The program is done and I am currently in Italy after a few days in England. The wifi is iffy at best, so I will make posts on each country we’ve visited once I get back to the states. Thanks to everyone who has been part of this adventure.
So we’re not that far off from having to leave, and I honestly still feel like I haven’t quite gotten the hang of the money here, the coins that is. I can easily identify the one and two pound coins, the 50 pence one, and the 20 pence one on days when I’m really with it. But the five, ten, two, and one pence coins are really a mystery for me. If I think about it like I am now, I can get through them all, but when I am checking out at the grocery store or somewhere else, it is a real issue for me, so I’ve ended up with a ton of coins. Part of the problem is that there are just so many coins and they’re all different shapes and sizes and so it just is a lot. I also don’t understand the need for a two pence coin, and it’s the same material as the one pence coin so when I’m glancing in my wallet, I’m never entirely sure exactly how much I have. And I’m sure of course I’ll feel much more confident about it once I am about to leave the country. But for now, I still don’t totally have the hang of it.

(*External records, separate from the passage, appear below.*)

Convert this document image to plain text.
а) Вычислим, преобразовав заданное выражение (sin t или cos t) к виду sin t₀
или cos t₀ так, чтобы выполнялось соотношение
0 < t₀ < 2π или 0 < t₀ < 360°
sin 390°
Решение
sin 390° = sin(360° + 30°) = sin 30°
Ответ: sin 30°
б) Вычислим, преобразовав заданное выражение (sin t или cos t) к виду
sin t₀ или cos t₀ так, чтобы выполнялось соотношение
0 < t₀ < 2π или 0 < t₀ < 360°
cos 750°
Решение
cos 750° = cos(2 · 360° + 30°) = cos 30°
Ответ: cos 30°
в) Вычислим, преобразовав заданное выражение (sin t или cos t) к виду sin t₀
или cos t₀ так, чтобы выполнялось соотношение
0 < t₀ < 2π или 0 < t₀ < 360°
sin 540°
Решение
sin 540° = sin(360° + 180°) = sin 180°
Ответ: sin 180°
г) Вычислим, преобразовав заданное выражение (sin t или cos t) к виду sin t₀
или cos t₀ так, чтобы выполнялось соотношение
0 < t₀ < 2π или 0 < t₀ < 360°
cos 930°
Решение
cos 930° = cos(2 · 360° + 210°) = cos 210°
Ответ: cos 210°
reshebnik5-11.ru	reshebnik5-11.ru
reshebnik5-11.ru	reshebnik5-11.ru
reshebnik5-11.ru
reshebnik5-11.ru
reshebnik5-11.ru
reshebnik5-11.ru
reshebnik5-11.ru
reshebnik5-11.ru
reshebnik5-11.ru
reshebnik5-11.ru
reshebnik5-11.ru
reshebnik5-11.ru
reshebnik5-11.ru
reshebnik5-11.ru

1. The best explanation for why chocolate Easter eggs are hollow is that it is reminiscent of the empty tomb after Jesus was resurrected. Because it has nothing to do with hollow ones being cheaper.
2. You can actually bruise your thumb from spending three hours straight erasing bowing marks from a piece of music.
3. There are a lot of unfortunate differences between British and American terms for erasing. Such as they call erasers “rubbers” and erasing “rubbing it out.”
There are some really interesting flavors in England that we don’t have in America, especially in chip flavors, or crisp flavors if you’re British. One of my personal favorites is cheese and onion, which are two of my favorite foods and one of my favorite food combinations, so I’m pretty happy about that one. There are also a lot more meat-flavored ones than I’ve ever seen, and as a vegetarian, I tend to steer clear of those. For example, in a pub, I came across some roast ox flavored chips, which was not something that I thought I’d ever see. Obviously there is British cuisine, I mean, we don’t think of beans on toast as a great breakfast or snack or what have you, but I think it’s interesting to look at chip flavors as an indicator for the kind of palate that the country has. England is known for their love of meat, and I think it would be fair to say that they demonstrate that through the chip flavors they have. But in the meantime I will just be enjoying the accessibility of the cheese and onion flavor.
One of the things about being in a country that speaks the same language means that there is a lot thought about the accent, and I think that both British people and American people try hard to figure out each other’s accent; when I was in the school with the Bath Phil, one kid tried an American accent while we were in small groups, and seeing as he was in elementary school, it wasn’t all that good. To be fair though, I’ve definitely heard a lot of bad British accents from Americans, and I have no idea how good mine is. Hearing the British accent a lot though, I think I realized that some of what makes Americans trying British accents bad is that they try to say words the way British people do, but they use American intonation. I know some of this from doing theatre for so long, and so having to be aware of how I speak, but Americans tend to be lower in pitch in their voice, and tend to end their sentences down, as in dropping off the end of the sentence and lowering their pitch to indicate the end of a sentence. British people, however, do the opposite. They tend to stay a lot higher in their voice, and they don’t drop off the end of their sentences, which can sometimes make it sound like their sentences don’t have ends, or are more continuous. Obviously, this does not apply to every time they speak, but I think as a general rule it’s true. England also has a lot of different accents depending on the region, but I think this holds for the accent that I’ve heard in Bath.